The capacity of hypochlorous acid (studied by Carius and others) for entering into combination with the unsaturated hydrocarbons is very often taken advantage of in organic chemistry. Thus its solution absorbs ethylene, forming the chlorhydrin C2H4ClOH.

The oxidising action of hypochlorous acid and its salts is not only applied to bleaching but also to many reactions of oxidation. Thus it converts the lower oxides of manganese into the peroxide.

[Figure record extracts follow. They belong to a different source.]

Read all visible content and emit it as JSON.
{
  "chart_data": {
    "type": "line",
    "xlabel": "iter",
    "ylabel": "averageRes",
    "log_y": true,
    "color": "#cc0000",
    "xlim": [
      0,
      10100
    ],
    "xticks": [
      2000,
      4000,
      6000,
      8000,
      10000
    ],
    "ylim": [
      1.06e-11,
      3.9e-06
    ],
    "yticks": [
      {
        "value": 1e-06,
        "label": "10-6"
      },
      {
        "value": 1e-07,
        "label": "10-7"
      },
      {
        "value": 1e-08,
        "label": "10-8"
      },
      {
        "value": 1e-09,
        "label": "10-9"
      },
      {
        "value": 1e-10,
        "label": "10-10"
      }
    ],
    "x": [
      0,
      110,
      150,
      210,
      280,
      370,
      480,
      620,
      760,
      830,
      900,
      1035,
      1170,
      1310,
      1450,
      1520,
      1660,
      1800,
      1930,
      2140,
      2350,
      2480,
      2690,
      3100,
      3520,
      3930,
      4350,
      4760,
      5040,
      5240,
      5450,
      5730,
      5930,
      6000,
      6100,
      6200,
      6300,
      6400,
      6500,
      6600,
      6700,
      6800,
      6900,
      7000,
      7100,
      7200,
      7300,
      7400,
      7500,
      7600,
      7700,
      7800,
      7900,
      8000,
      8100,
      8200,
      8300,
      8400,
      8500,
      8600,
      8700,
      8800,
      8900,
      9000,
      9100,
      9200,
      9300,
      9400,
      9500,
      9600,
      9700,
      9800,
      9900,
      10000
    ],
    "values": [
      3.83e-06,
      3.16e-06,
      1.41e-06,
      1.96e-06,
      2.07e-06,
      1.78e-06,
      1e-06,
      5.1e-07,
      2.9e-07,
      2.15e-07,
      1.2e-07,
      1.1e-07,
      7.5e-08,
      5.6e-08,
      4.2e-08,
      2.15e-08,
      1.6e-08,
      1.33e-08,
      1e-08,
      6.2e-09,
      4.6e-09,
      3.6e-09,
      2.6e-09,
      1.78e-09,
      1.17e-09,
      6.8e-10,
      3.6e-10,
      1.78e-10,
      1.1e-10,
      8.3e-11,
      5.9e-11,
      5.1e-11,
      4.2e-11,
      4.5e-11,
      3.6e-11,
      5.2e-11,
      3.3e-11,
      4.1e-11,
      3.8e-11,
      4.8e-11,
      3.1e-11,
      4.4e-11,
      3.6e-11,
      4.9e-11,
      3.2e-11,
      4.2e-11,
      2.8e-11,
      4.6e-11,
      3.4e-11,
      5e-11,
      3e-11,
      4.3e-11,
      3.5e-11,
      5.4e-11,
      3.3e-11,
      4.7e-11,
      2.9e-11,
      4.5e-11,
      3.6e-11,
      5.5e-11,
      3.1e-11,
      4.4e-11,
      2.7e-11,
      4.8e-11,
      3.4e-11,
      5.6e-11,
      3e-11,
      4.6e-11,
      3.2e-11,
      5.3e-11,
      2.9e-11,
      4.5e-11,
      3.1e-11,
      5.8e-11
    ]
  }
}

[35] Chlorous acid, HClO2 (according to the data given by Millon, Brandau, and others) in many respects resembles hypochlorous acid, HClO, whilst they both differ from chloric and perchloric acids in their degree of stability, which is expressed, for instance, in their bleaching properties; the two higher acids do not bleach, but both the lower ones do so (oxidise at the ordinary temperature). On the other hand, chlorous acid is analogous to nitrous acid, HNO2. The anhydride of chlorous acid, Cl2O3, is not known in a pure state, but it probably occurs in admixture with chlorine dioxide, ClO2, which is obtained by the action of nitric and sulphuric acids on a mixture of potassium chlorate with such reducing substances as nitric oxide, arsenious oxide, sugar, &c. All that is at present known is that pure chlorine dioxide ClO2 (see Notes [39][43]) is gradually converted into a mixture of hypochlorous and chlorous acids under the action of water (and alkalis); that is, it acts like nitric peroxide, NO2 (giving HNO3 and HNO2), or as a mixed anhydride, 2ClO2 + H2O = HClO3 + HClO2. The silver salt, AgClO2, is sparingly soluble in water. The investigations of Garzarolli-Thurnlackh and others seem to show that the anhydride Cl2O3 does not exist in a free state.

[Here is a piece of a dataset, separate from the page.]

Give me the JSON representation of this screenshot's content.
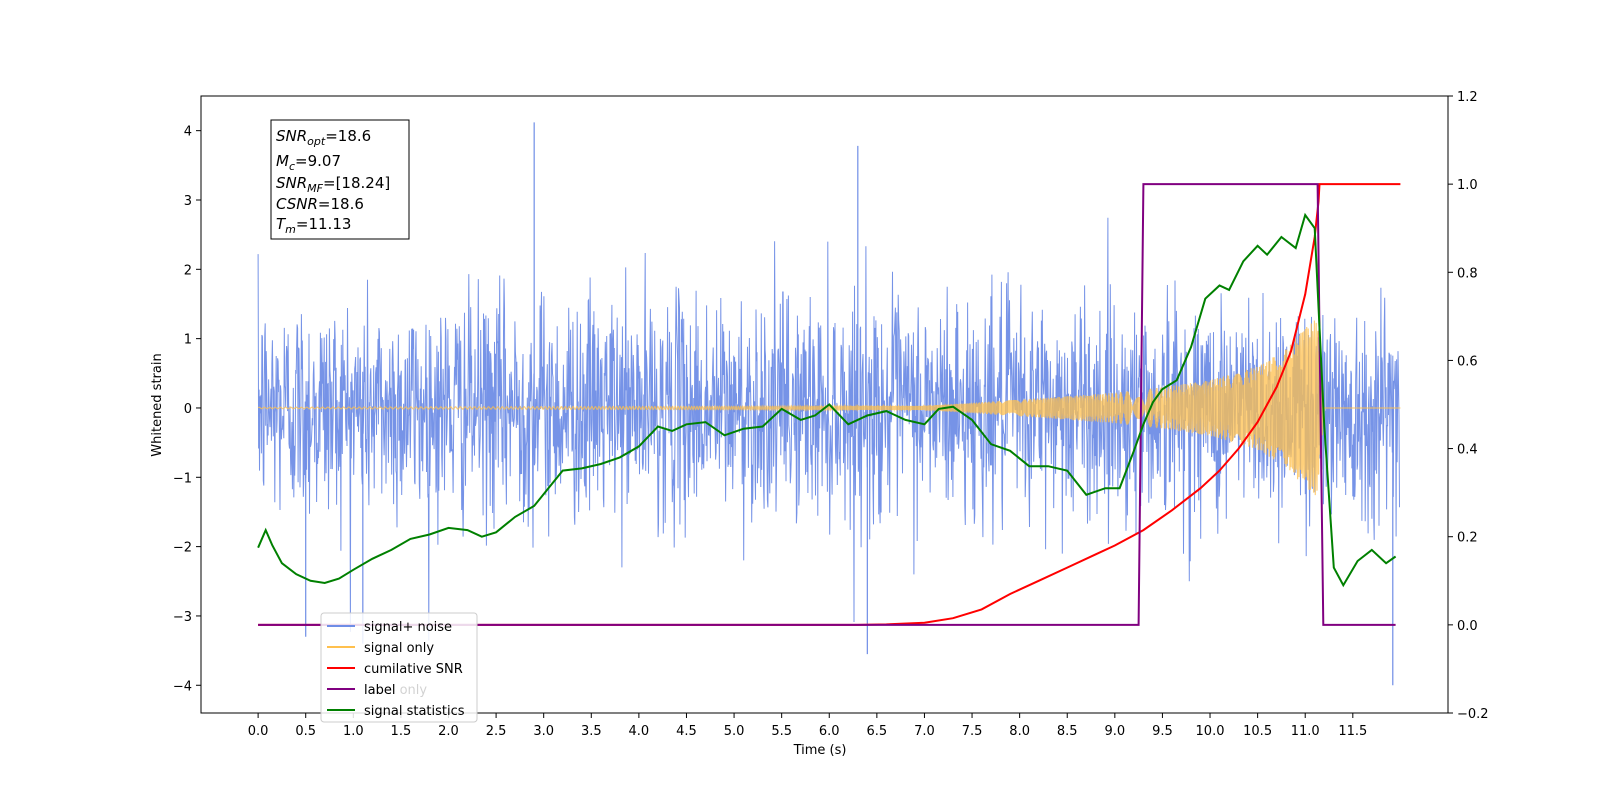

[36] Hydrochloric acid, which is an example of compounds of this kind, is a saturated substance which does not combine directly with oxygen, but in which, nevertheless, a considerable quantity of oxygen may be inserted between the elements forming it. The same may be observed in a number of other cases. Thus oxygen may be added or inserted between the elements, sometimes in considerable quantities, in the saturated hydrocarbons; for instance, in C3H8, three atoms of oxygen produce an alcohol, glycerin or glycerol, C3H5(OH)3. We shall meet with similar examples hereafter. This is generally explained by regarding oxygen as a bivalent element—that is, as capable of combining with two different elements, such as chlorine, hydrogen, &c. On the basis of this view, it may be inserted between each pair of combined elements; the oxygen will then be combined with one of the elements by one of its affinities and with the other element by its other affinity. This view does not, however, express the entire truth of the matter, even when applied to the compounds of chlorine. Hypochlorous acid, HOCl—that is, hydrochloric acid in which one atom of oxygen is inserted—is, as we have already seen, a substance of small stability; it might therefore be expected that on the addition of a fresh quantity of oxygen, a still less stable substance would be obtained, because, according to the above view, the chlorine and hydrogen, which form such a stable compound together, are then still further removed from each other. But it appears that chloric and perchloric acid, HClO3 and HClO4, are much more stable substances. Furthermore, the addition of oxygen has also its limit, it can only be added to a certain extent. If the above representation were true and not merely hypothetical, there would be no limit to the combination of oxygen, and the more it entered into one continuous chain the more unstable would be the resultant compound. But not more than four atoms of oxygen can be added to hydrogen sulphide, nor to hydrochloric acid, nor to hydrogen phosphide. This peculiarity must lie in the properties of oxygen itself; four atoms of oxygen seem to have the power of forming a kind of radicle which retains two or several atoms of various other substances—for example, chlorine and hydrogen, hydrogen and sulphur, sodium and manganese, phosphorus and metals, &c., forming comparatively stable compounds, NaClO4, Na2SO4, NaMnO4, Na3PO4, &c. See Chapter X. Note 1 and Chapter XV.